The Tribunal has directed the river water not be used contrary to the agreement between the state government and BRPL which has been ordered not to go ahead with its project without obtaining environmental clearance.
"Heard. Admit. Let notice be issued to the respondents (Ministry of Environment and Forests, State of Odisha and BRPL). The water from river Baitarani shall not be used contrary to the agreement. Respondent 4 (BRPL) shall not go ahead with construction of the project without obtaining environment clearance," the bench has said.
Sharma, in his application filed through advocate B P Tripathy, has sought directions to BRPL and the state government to ensure that the natural course of water of the river is not obstructed in any manner.
He also sought an order declaring that changing the natural flow and the course of river Baitarani due to activities of BRPL is illegal.
Sharma alleged the decision of the Ministry of Environment and Forests (MoEF) and the state government to allow BRPL to draw water from the river for transporting iron slurry through pipelines was illegal, arbitrary and in violation of statutory obligations to protect the environment.
According to Sharma`s plea, BRPL has constructed intake wells and pump stations upstream of Baitarani river without necessary clearance for drawing massive quantities of water to transport iron slurry through a 220km long pipeline to its refining plant being in Kalinga Nagar in district Jajpur, Odisha.

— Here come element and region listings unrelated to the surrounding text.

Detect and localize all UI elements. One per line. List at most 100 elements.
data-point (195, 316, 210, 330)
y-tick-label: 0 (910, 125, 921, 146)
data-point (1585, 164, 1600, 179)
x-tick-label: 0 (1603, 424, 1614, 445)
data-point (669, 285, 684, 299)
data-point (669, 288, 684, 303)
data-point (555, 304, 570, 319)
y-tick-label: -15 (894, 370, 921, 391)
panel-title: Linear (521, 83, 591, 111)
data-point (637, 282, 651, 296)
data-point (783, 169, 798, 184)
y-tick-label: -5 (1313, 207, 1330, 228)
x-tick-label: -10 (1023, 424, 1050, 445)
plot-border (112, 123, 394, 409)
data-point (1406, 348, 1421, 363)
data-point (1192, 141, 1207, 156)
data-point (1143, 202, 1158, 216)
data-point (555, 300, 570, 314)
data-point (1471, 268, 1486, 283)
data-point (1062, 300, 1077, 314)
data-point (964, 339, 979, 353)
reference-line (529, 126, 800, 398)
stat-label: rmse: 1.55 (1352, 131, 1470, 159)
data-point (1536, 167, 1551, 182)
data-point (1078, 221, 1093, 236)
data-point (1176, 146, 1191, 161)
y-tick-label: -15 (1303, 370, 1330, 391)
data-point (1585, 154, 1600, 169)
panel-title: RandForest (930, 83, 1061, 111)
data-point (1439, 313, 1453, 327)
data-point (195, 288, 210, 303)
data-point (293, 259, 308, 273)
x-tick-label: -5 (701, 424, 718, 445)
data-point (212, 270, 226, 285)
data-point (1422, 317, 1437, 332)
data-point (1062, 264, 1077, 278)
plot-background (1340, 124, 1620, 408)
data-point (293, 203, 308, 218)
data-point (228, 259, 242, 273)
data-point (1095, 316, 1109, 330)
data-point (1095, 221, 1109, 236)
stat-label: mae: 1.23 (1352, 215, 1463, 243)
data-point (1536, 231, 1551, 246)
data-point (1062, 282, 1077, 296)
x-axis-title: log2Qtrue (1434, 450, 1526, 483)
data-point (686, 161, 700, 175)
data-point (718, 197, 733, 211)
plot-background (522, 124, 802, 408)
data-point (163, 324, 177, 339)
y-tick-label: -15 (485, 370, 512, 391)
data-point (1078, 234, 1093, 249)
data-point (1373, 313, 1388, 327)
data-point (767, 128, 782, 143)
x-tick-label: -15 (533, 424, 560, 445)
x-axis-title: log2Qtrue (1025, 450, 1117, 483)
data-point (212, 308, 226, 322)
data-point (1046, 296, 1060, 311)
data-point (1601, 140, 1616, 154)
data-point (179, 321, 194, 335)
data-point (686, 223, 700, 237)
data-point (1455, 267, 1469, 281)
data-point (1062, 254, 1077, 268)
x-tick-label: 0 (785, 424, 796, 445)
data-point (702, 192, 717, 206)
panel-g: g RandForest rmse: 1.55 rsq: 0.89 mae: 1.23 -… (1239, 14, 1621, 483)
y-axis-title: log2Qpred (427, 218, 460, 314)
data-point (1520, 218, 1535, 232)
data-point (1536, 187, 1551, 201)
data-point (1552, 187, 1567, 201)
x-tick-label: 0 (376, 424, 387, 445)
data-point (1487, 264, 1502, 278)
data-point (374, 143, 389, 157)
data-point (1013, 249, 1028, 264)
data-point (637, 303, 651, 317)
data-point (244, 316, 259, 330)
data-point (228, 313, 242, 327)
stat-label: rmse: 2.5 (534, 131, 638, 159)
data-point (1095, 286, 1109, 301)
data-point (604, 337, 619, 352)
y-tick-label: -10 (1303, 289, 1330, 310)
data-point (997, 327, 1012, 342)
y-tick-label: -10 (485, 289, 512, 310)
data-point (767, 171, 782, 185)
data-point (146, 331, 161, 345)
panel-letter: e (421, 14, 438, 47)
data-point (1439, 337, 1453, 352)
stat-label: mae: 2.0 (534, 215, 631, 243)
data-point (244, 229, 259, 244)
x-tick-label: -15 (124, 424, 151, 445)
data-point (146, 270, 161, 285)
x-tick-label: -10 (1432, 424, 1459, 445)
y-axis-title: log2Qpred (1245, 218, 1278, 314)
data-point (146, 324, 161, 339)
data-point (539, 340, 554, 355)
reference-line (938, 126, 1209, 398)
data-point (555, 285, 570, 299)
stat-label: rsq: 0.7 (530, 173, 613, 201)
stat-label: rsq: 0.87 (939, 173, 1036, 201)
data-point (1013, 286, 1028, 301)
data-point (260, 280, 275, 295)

Sharma in his plea has contended the drawing of water from the river will result in a change in its natural flow pattern which, in turn, would affect the Baitarani river ecosystem.
He also contended continuous withdrawal of water from the river without replenishment would ultimately affect the steady supply of water to nearby villagers whose livelihood depends on agriculture.
Sharma has argued an alternative arrangement, via road and railway network, for transport of iron ore is available without compromising on river water and environment.